You can mix both strategies to keep broadcasting obvious. In the notebook we build a multi-index example:

import numpy as np

coords = {
    "batch": [0, 1, 2, 3],
    "support": ["A", "B", "C"],
}

with pm.Model(coords=coords) as batching_model:
    pm.MvNormal("vector", mu=np.zeros(3), cov=np.eye(3), dims=("support",))
    pm.MvNormal(
        "matrix (implicit)", mu=np.zeros((4, 3)), cov=np.eye(3), dims=("batch", "support")
    )
    pm.MvNormal(
        "matrix (explicit)", mu=np.zeros(3), cov=np.eye(3), shape=(4, 3), dims=("batch", "support")
    )
Graphviz diagram showing batch and support coordinates with both implicit and explicit matrix RVs

Figure 3. By naming both the batch and support axes we keep every latent aligned with the observed data tensor and avoid silent broadcasting mistakes.

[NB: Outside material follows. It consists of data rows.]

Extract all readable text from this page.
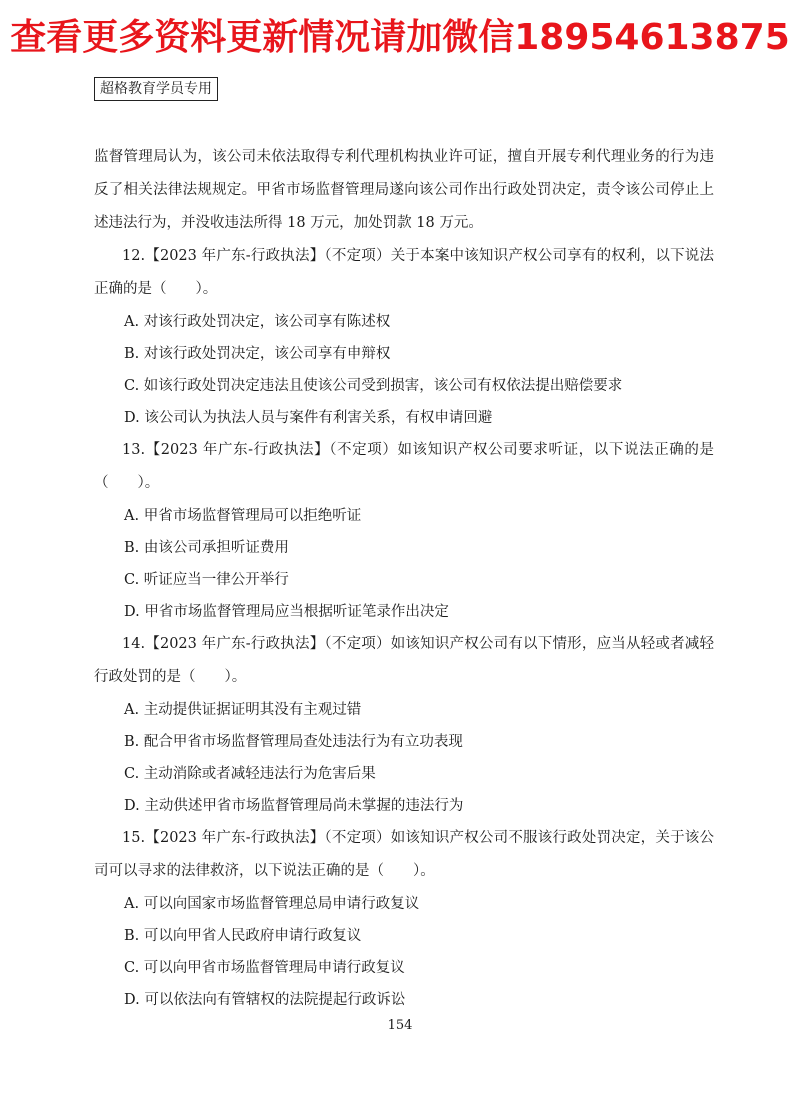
查看更多资料更新情况请加微信18954613875
超格教育学员专用

监督管理局认为，该公司未依法取得专利代理机构执业许可证，擅自开展专利代理业务的行为违反了相关法律法规规定。甲省市场监督管理局遂向该公司作出行政处罚决定，责令该公司停止上述违法行为，并没收违法所得 18 万元，加处罚款 18 万元。

12.【2023 年广东-行政执法】（不定项）关于本案中该知识产权公司享有的权利，以下说法正确的是（　　）。

A. 对该行政处罚决定，该公司享有陈述权

B. 对该行政处罚决定，该公司享有申辩权

C. 如该行政处罚决定违法且使该公司受到损害，该公司有权依法提出赔偿要求

D. 该公司认为执法人员与案件有利害关系，有权申请回避

13.【2023 年广东-行政执法】（不定项）如该知识产权公司要求听证，以下说法正确的是（　　）。

A. 甲省市场监督管理局可以拒绝听证

B. 由该公司承担听证费用

C. 听证应当一律公开举行

D. 甲省市场监督管理局应当根据听证笔录作出决定

14.【2023 年广东-行政执法】（不定项）如该知识产权公司有以下情形，应当从轻或者减轻行政处罚的是（　　）。

A. 主动提供证据证明其没有主观过错

B. 配合甲省市场监督管理局查处违法行为有立功表现

C. 主动消除或者减轻违法行为危害后果

D. 主动供述甲省市场监督管理局尚未掌握的违法行为

15.【2023 年广东-行政执法】（不定项）如该知识产权公司不服该行政处罚决定，关于该公司可以寻求的法律救济，以下说法正确的是（　　）。

A. 可以向国家市场监督管理总局申请行政复议

B. 可以向甲省人民政府申请行政复议

C. 可以向甲省市场监督管理局申请行政复议

D. 可以依法向有管辖权的法院提起行政诉讼

154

Key takeaways mirrored from the guide:

  • dims only names axes; PyMC still needs to know the size of each axis, either from coordinates (len(coords["support"])) or from shape=.
  • Explicit shape=(4, 3) is useful when the mean parameter cannot easily reveal the intended size (e.g., when it’s learned).
  • Assigning dims to latent variables ensures posterior outputs share coordinate labels with observed data, making az.plot_forest and az.summary align automatically.

5. Debugging checklist

Whenever you hit ValueError: Input dimension mis-match, walk through this checklist inspired by the docs:

  1. Add eval_rv_shapes() after model creation; confirm every RV has the expected tuple.
  2. Inspect coordinates with model.coords and verify every dim referenced in dims= exists.
  3. Prefer tuples in shape even for one-dimensional tensors.
  4. Align coordinate lengths with numpy array axes—reshape or transpose upstream data instead of trusting broadcasting.
  5. Render the model graph with pm.model_to_graphviz(model); it annotates node ranks and highlights stray dimensions visually.

Mastering dimensionality and coordinates unlocks clearer mental models, fewer runtime errors, and richer labeled outputs. Treat this bookkeeping as part of the modeling workflow—not as an afterthought once sampling fails.